After I announced the latest upload last night things were going rather well.  Orders were coming in steadily and I was dealing with a number of enquiries.  That was the moment that my broadband decided to fail.  When that happens it isn’t immediately apparent what has gone wrong.  Is it them or is it me?  Once you start diagnosing the reports are gloomy but ambiguous.  Only a phone call to the service provider eventually clarified matters: they’d had a total outage in my area, engineers were working, service was expected to be reconnected blah, blah, blah.
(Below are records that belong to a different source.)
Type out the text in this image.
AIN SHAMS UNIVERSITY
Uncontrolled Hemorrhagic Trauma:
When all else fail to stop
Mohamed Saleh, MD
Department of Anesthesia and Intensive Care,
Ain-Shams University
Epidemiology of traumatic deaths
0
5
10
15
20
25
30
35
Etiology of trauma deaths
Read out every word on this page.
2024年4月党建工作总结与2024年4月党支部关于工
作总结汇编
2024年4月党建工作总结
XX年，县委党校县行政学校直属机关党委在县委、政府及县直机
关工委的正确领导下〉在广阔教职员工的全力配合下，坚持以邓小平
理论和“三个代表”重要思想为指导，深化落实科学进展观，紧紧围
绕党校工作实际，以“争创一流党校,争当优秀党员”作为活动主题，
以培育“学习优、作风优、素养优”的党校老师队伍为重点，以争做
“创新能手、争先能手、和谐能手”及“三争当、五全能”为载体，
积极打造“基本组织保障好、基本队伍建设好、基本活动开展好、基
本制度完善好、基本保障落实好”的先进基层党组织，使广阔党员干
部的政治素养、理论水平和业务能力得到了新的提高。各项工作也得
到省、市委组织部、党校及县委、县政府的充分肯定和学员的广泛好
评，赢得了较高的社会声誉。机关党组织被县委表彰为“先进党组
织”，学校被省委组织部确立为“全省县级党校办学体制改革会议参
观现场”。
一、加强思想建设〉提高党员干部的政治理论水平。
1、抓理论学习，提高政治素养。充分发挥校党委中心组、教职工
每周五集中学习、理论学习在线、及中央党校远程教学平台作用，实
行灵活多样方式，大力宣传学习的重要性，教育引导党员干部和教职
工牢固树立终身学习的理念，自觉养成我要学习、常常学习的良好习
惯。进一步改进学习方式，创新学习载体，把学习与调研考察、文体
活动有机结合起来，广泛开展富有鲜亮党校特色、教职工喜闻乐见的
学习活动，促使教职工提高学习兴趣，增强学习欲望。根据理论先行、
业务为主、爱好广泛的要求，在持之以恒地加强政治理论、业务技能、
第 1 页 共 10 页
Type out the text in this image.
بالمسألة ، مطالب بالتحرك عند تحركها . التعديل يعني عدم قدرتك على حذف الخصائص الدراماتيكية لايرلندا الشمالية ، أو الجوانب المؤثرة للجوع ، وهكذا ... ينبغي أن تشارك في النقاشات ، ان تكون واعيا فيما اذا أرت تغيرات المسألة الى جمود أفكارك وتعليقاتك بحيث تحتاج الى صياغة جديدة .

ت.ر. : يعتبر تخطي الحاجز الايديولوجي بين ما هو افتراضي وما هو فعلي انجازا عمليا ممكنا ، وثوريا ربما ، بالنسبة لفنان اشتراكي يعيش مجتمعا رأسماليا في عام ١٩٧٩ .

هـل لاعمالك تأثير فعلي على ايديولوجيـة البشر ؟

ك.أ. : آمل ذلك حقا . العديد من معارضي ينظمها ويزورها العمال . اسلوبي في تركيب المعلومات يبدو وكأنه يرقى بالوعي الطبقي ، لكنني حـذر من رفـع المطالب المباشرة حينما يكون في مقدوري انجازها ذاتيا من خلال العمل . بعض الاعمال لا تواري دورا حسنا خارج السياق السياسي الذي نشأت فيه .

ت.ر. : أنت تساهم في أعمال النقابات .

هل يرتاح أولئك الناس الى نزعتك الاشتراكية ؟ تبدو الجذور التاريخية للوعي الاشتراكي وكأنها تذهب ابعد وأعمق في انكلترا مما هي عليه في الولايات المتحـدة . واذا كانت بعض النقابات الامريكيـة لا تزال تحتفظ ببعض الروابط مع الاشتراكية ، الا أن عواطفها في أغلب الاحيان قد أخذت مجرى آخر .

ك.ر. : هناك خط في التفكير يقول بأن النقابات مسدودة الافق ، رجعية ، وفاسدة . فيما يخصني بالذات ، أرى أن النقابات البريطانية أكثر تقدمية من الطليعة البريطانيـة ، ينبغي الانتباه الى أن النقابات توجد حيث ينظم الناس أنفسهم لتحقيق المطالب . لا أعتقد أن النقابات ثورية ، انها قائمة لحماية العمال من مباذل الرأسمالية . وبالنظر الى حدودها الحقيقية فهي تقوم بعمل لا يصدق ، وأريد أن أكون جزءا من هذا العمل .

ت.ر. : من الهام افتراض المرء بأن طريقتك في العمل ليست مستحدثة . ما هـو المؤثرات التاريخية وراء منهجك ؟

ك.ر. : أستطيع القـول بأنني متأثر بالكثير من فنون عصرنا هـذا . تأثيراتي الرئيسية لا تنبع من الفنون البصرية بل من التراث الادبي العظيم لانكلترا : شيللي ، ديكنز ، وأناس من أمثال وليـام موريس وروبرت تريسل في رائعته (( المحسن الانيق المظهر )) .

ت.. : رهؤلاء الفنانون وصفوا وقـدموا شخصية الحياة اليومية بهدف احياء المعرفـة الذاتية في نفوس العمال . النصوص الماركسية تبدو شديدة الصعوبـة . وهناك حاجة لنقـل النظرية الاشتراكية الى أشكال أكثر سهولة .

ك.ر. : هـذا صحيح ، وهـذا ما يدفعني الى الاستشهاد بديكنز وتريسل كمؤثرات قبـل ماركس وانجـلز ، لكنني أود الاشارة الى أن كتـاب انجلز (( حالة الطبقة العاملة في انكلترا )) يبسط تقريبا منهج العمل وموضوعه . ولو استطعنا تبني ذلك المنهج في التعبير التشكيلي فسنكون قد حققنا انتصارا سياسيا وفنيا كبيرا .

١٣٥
My experience with broadband provision has been mixed.  My first provider was pretty good but was taken over by a company that was more about numbers than quality.  Slow browsing, random disconnects, outrageously appalling technical support.  After being far too patient for far too long, I dumped them, in favour of BT.  I’m not fond of BT, having had disagreements with them back in the dial-up days, but they seemed to be the pick of the very seedy bunch that offer broadband connections.  BT should be sound because they own the lines and, to that extent, hang onto a nasty monopolistic privilege even after deregulation.  All of that having been said, they’re much better than my last provider.  There have been few outages and when they did occur it was possible to find out that it was them at fault, not some failing of my equipment.  That’s a bigger deal than it seems.  If you’re left suspecting that the failure is down to your box, there’s the temptation to start messing with settings, and that way madness lies.

A moderately good broadband speed is essential for my business – and a moderately good speed is what I get.  It’s too slow to run movies reliably, but living where I live that’s hardly surprising.  Anyway, that’s what television and DVDs are for.  The politicians keep promising us that superfast broadband is just around the corner.  They’re a bit cagey about which corner, though.  I don’t mind; this is fast enough for what I do.  I might feel different if I lived a dozen or so miles inland where the broadband isn’t very broad at all and even email becomes an adventure.